A 16 anni, nel 1966, stufo di leggere di musica rock su riviste per teenager, Paul aveva deciso di inventarsi un rock magazine. Così facendo aveva inventato un mestiere che ancora non esisteva, non esistevano i giornalisti e gli scrittori rock. Gli devo un lavoro, credo. Crawdaddy! fu il primo vero giornale rock, nato fotocopiato in un campus universitario ma che sin da subito potè contare su due lettori d'eccezione: Paul Simon e Bob Dylan. Quest'ultimo pochi mesi dopo, lui che era la rock star numero uno al mondo, gli concesse anche una intervista. Da Crawdaddy! passarono un po' tutti a farsi le ossa, compresi Greil Marcus e Jon Landau. Ma Paul era un autentico hippie figlio di quella cultura degli anni sessanta: quando vide che scrivere di rock stava diventando un mestiere manipolato dalle case discografiche, mollò tutto e andò a vivere nei boschi. Ed era soltanto il 1970. Nel video arci noto di John Lennon che canta a letto Give peace a chance, si vede anche Paul che canta e batte un tamburello con gioia tutta hippie.

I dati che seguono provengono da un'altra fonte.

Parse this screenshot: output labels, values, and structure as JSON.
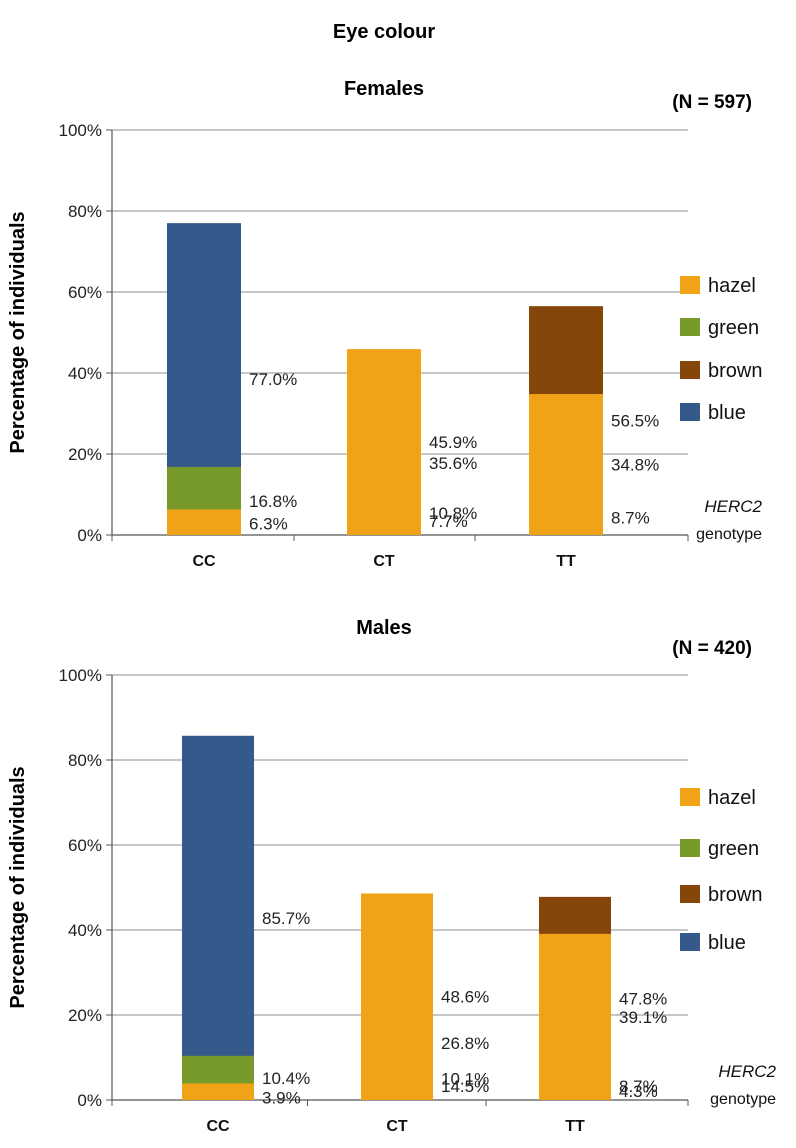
{
  "title": "Eye colour",
  "colors": {
    "hazel": "#F0A316",
    "green": "#779A2A",
    "brown": "#86460A",
    "blue": "#34598A",
    "grid": "#8c8c8c",
    "axis": "#555555"
  },
  "legend": [
    "hazel",
    "green",
    "brown",
    "blue"
  ],
  "chart_data": [
    {
      "type": "bar",
      "stacked": true,
      "title": "Females",
      "n_label": "(N = 597)",
      "ylabel": "Percentage of individuals",
      "xnote": {
        "gene": "HERC2",
        "suffix": "genotype"
      },
      "categories": [
        "CC",
        "CT",
        "TT"
      ],
      "yticks": [
        "0%",
        "20%",
        "40%",
        "60%",
        "80%",
        "100%"
      ],
      "ylim": [
        0,
        100
      ],
      "grid": true,
      "legend_position": "right",
      "series": [
        {
          "name": "blue",
          "values": [
            77.0,
            7.7,
            0
          ],
          "labels": [
            "77.0%",
            "7.7%",
            ""
          ]
        },
        {
          "name": "brown",
          "values": [
            0,
            35.6,
            56.5
          ],
          "labels": [
            "",
            "35.6%",
            "56.5%"
          ]
        },
        {
          "name": "green",
          "values": [
            16.8,
            10.8,
            8.7
          ],
          "labels": [
            "16.8%",
            "10.8%",
            "8.7%"
          ]
        },
        {
          "name": "hazel",
          "values": [
            6.3,
            45.9,
            34.8
          ],
          "labels": [
            "6.3%",
            "45.9%",
            "34.8%"
          ]
        }
      ]
    },
    {
      "type": "bar",
      "stacked": true,
      "title": "Males",
      "n_label": "(N = 420)",
      "ylabel": "Percentage of individuals",
      "xnote": {
        "gene": "HERC2",
        "suffix": "genotype"
      },
      "categories": [
        "CC",
        "CT",
        "TT"
      ],
      "yticks": [
        "0%",
        "20%",
        "40%",
        "60%",
        "80%",
        "100%"
      ],
      "ylim": [
        0,
        100
      ],
      "grid": true,
      "legend_position": "right",
      "series": [
        {
          "name": "blue",
          "values": [
            85.7,
            14.5,
            8.7
          ],
          "labels": [
            "85.7%",
            "14.5%",
            "8.7%"
          ]
        },
        {
          "name": "brown",
          "values": [
            0,
            26.8,
            47.8
          ],
          "labels": [
            "",
            "26.8%",
            "47.8%"
          ]
        },
        {
          "name": "green",
          "values": [
            10.4,
            10.1,
            4.3
          ],
          "labels": [
            "10.4%",
            "10.1%",
            "4.3%"
          ]
        },
        {
          "name": "hazel",
          "values": [
            3.9,
            48.6,
            39.1
          ],
          "labels": [
            "3.9%",
            "48.6%",
            "39.1%"
          ]
        }
      ]
    }
  ]
}
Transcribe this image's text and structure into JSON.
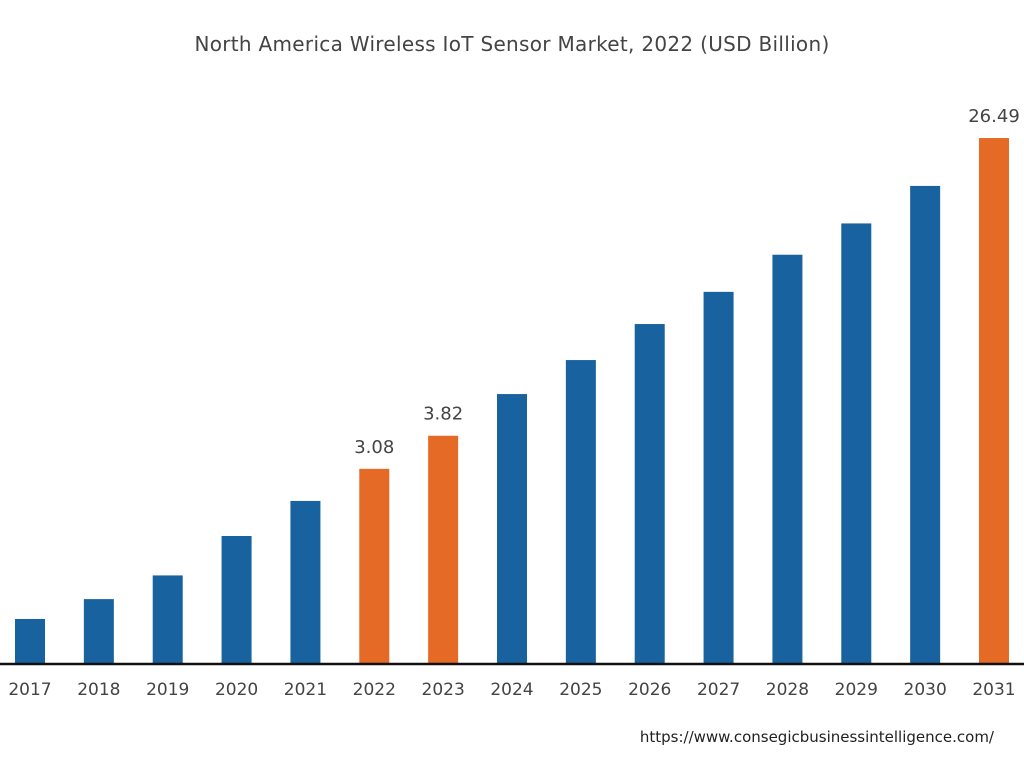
{
  "chart_data": {
    "type": "bar",
    "title": "North America Wireless IoT Sensor Market, 2022 (USD Billion)",
    "xlabel": "",
    "ylabel": "",
    "categories": [
      "2017",
      "2018",
      "2019",
      "2020",
      "2021",
      "2022",
      "2023",
      "2024",
      "2025",
      "2026",
      "2027",
      "2028",
      "2029",
      "2030",
      "2031"
    ],
    "values": [
      1.16,
      1.32,
      1.54,
      1.99,
      2.5,
      3.08,
      3.82,
      5.01,
      6.25,
      7.9,
      9.74,
      12.4,
      15.2,
      19.4,
      26.49
    ],
    "data_labels": {
      "2022": "3.08",
      "2023": "3.82",
      "2031": "26.49"
    },
    "highlight_categories": [
      "2022",
      "2023",
      "2031"
    ],
    "yscale": "nonlinear (estimated, axis not shown)",
    "y_axis_visible": false,
    "grid": false,
    "legend": "none",
    "colors": {
      "default": "#17629F",
      "highlight": "#E46A25",
      "baseline": "#111111"
    }
  },
  "source": "https://www.consegicbusinessintelligence.com/"
}
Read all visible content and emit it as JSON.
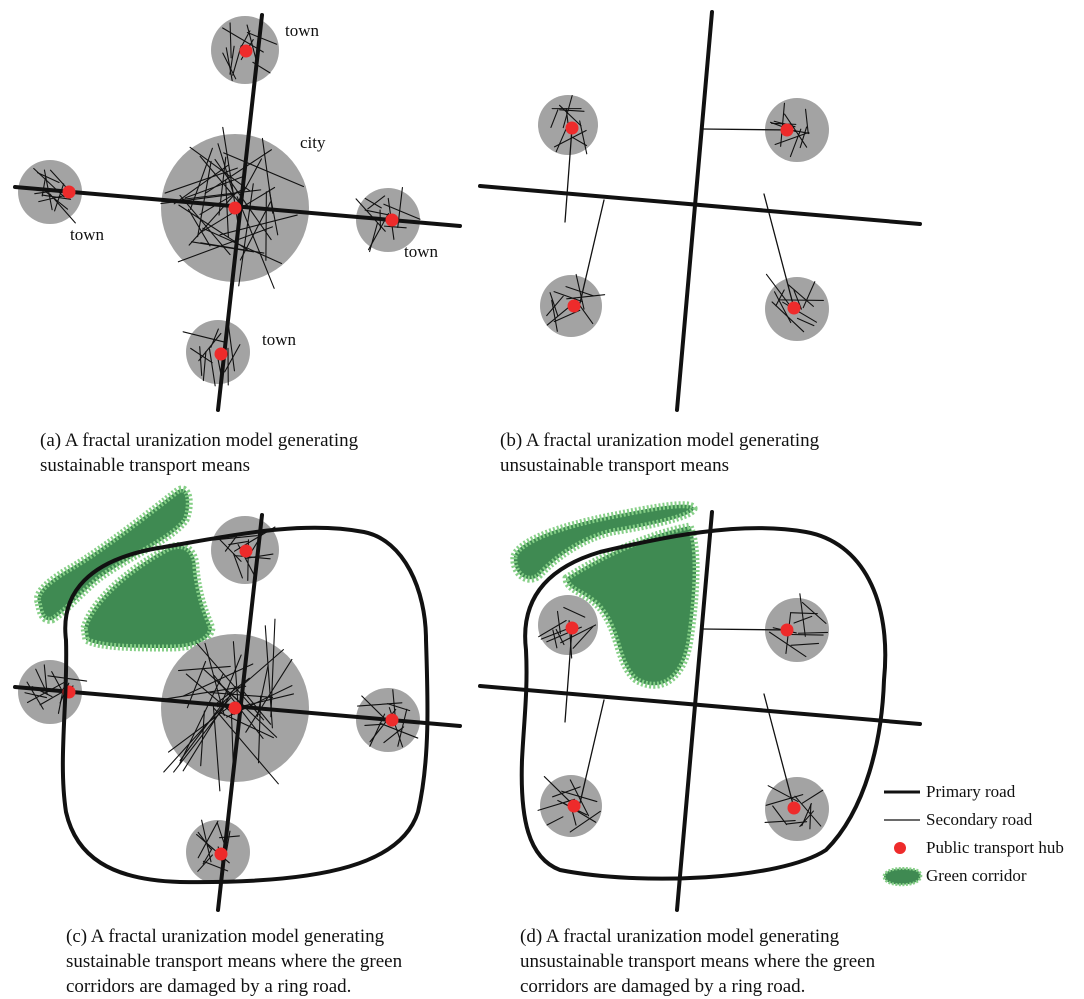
{
  "colors": {
    "settlement": "#a3a3a3",
    "hub": "#ee2b2b",
    "road": "#111111",
    "green_fill": "#3f8a52",
    "green_edge": "#86cf87"
  },
  "labels": {
    "town": "town",
    "city": "city"
  },
  "captions": {
    "a": {
      "line1": "(a) A fractal uranization model generating",
      "line2": "sustainable transport means"
    },
    "b": {
      "line1": "(b) A fractal uranization model generating",
      "line2": "unsustainable transport means"
    },
    "c": {
      "line1": "(c) A fractal uranization model generating",
      "line2": "sustainable transport means where the green",
      "line3": "corridors are damaged by a ring road."
    },
    "d": {
      "line1": "(d) A fractal uranization model generating",
      "line2": "unsustainable transport means where the green",
      "line3": "corridors are damaged by a ring road."
    }
  },
  "legend": {
    "primary_road": "Primary road",
    "secondary_road": "Secondary road",
    "hub": "Public transport hub",
    "green_corridor": "Green corridor"
  }
}
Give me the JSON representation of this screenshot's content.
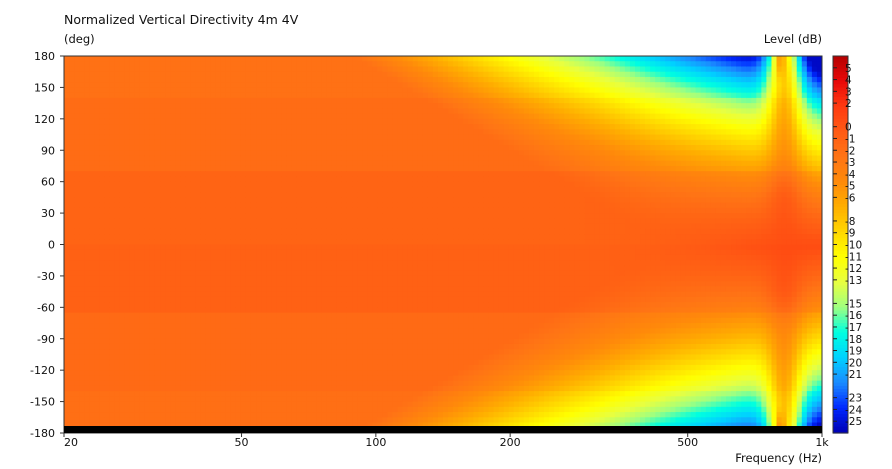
{
  "chart_data": {
    "type": "heatmap",
    "title": "Normalized Vertical Directivity 4m 4V",
    "ylabel": "(deg)",
    "xlabel": "Frequency  (Hz)",
    "colorbar_label": "Level  (dB)",
    "x_scale": "log",
    "xlim": [
      20,
      1000
    ],
    "ylim": [
      -180,
      180
    ],
    "x_ticks": [
      {
        "value": 20,
        "label": "20"
      },
      {
        "value": 50,
        "label": "50"
      },
      {
        "value": 100,
        "label": "100"
      },
      {
        "value": 200,
        "label": "200"
      },
      {
        "value": 500,
        "label": "500"
      },
      {
        "value": 1000,
        "label": "1k"
      }
    ],
    "y_ticks": [
      180,
      150,
      120,
      90,
      60,
      30,
      0,
      -30,
      -60,
      -90,
      -120,
      -150,
      -180
    ],
    "colorbar_ticks": [
      5,
      4,
      3,
      2,
      0,
      -1,
      -2,
      -3,
      -4,
      -5,
      -6,
      -8,
      -9,
      -10,
      -11,
      -12,
      -13,
      -15,
      -16,
      -17,
      -18,
      -19,
      -20,
      -21,
      -23,
      -24,
      -25
    ],
    "colorbar_range": [
      -26,
      6
    ],
    "palette": [
      "#0000b4",
      "#0028ff",
      "#1b8bff",
      "#00d2ff",
      "#00ffe0",
      "#a0ff80",
      "#e8ff40",
      "#ffff00",
      "#ffd700",
      "#ffae00",
      "#ff8a0a",
      "#ff7415",
      "#ff5a14",
      "#ff3a10",
      "#e80808",
      "#b40000"
    ]
  }
}
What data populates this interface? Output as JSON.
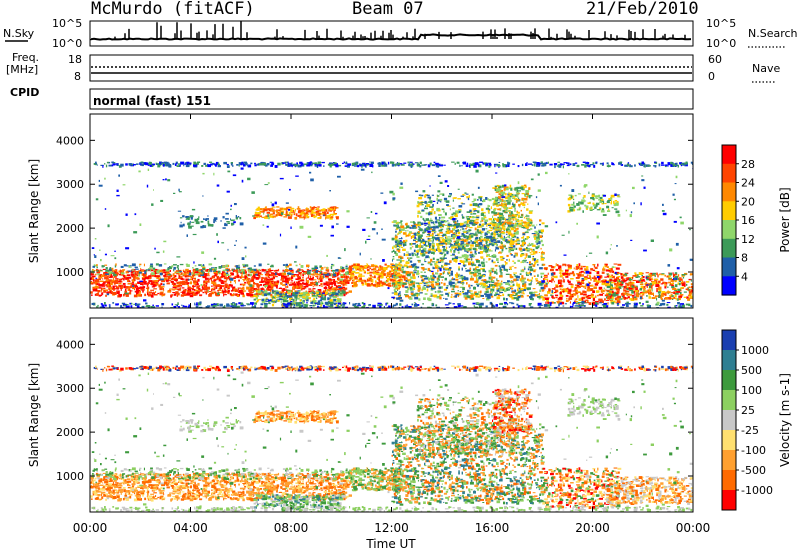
{
  "header": {
    "station": "McMurdo (fitACF)",
    "beam": "Beam 07",
    "date": "21/Feb/2010"
  },
  "top_panels": {
    "nsky_label": "N.Sky",
    "nsky_ticks": [
      "10^5",
      "10^0"
    ],
    "nsearch_label": "N.Search",
    "nsearch_ticks": [
      "10^5",
      "10^0"
    ],
    "freq_label_1": "Freq.",
    "freq_label_2": "[MHz]",
    "freq_ticks": [
      "18",
      "8"
    ],
    "nave_label": "Nave",
    "nave_ticks": [
      "60",
      "0"
    ],
    "cpid_label": "CPID",
    "cpid_text": "normal (fast) 151"
  },
  "chart_data": [
    {
      "type": "heatmap",
      "name": "power",
      "ylabel": "Slant Range [km]",
      "yticks": [
        "1000",
        "2000",
        "3000",
        "4000"
      ],
      "ylim": [
        180,
        4600
      ],
      "xlim": [
        "00:00",
        "24:00"
      ],
      "colorbar_label": "Power [dB]",
      "colorbar_ticks": [
        "28",
        "24",
        "20",
        "16",
        "12",
        "8",
        "4"
      ],
      "colorbar_colors": [
        "#ff0000",
        "#ff4400",
        "#ff8800",
        "#ffcc00",
        "#8fd66a",
        "#3c9a58",
        "#1f5fa8",
        "#0000ff"
      ],
      "colorbar_range": [
        0,
        32
      ]
    },
    {
      "type": "heatmap",
      "name": "velocity",
      "ylabel": "Slant Range [km]",
      "yticks": [
        "1000",
        "2000",
        "3000",
        "4000"
      ],
      "ylim": [
        180,
        4600
      ],
      "xlim": [
        "00:00",
        "24:00"
      ],
      "xlabel": "Time UT",
      "xticks": [
        "00:00",
        "04:00",
        "08:00",
        "12:00",
        "16:00",
        "20:00",
        "00:00"
      ],
      "colorbar_label": "Velocity [m s-1]",
      "colorbar_ticks": [
        "1000",
        "500",
        "100",
        "25",
        "-25",
        "-100",
        "-500",
        "-1000"
      ],
      "colorbar_colors": [
        "#1a3fb0",
        "#2f7f92",
        "#3d9a3d",
        "#8ccf60",
        "#c8c8c8",
        "#ffe070",
        "#ffa030",
        "#ff6a00",
        "#ff0000"
      ]
    }
  ]
}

Girò il mondo, sposò una ragazza giapponese, scrisse libri di meditazioni zen, divenne collaboratore e curatore dell'opera di Philip K. Dick (quello che da un suo libro tirarono fuori il film Blade Runner).
Ma quando sei nato nel rock'n'roll non ne rimani fuori a lungo, non ne puoi fare a meno: nei primi anni 80 si rimise ad ascolatare musica e scrisse una pietra miliare, The Map or Rediscovering Rock'n'Roll: a journey. Quel libro l'ho imparato a memoria, l'ho usato per anni per le mie citazioni e ancora oggi ogni tanti lo vado a rileggere. Si rimise anche a pubblicare Crawdaddy! ancora una volta fotocopie spedite per posta. E poi vennero altri libri, straordinari: su Bob Dylan, su Neil Young, sui Beach Boys. Per lui scrivere era la vita: partiva in tournée dietro a Bob Dylan, anche in Europa, per settimane per scrivere di ogni singolo concerto. Tanti suoi libri me li ha mandati a sue spese, così, da vero hippie. Mica come tanti suoi colleghi che ti dicono: ah sì, il mio libro lo trovi nei migliori negozi o su Amazon.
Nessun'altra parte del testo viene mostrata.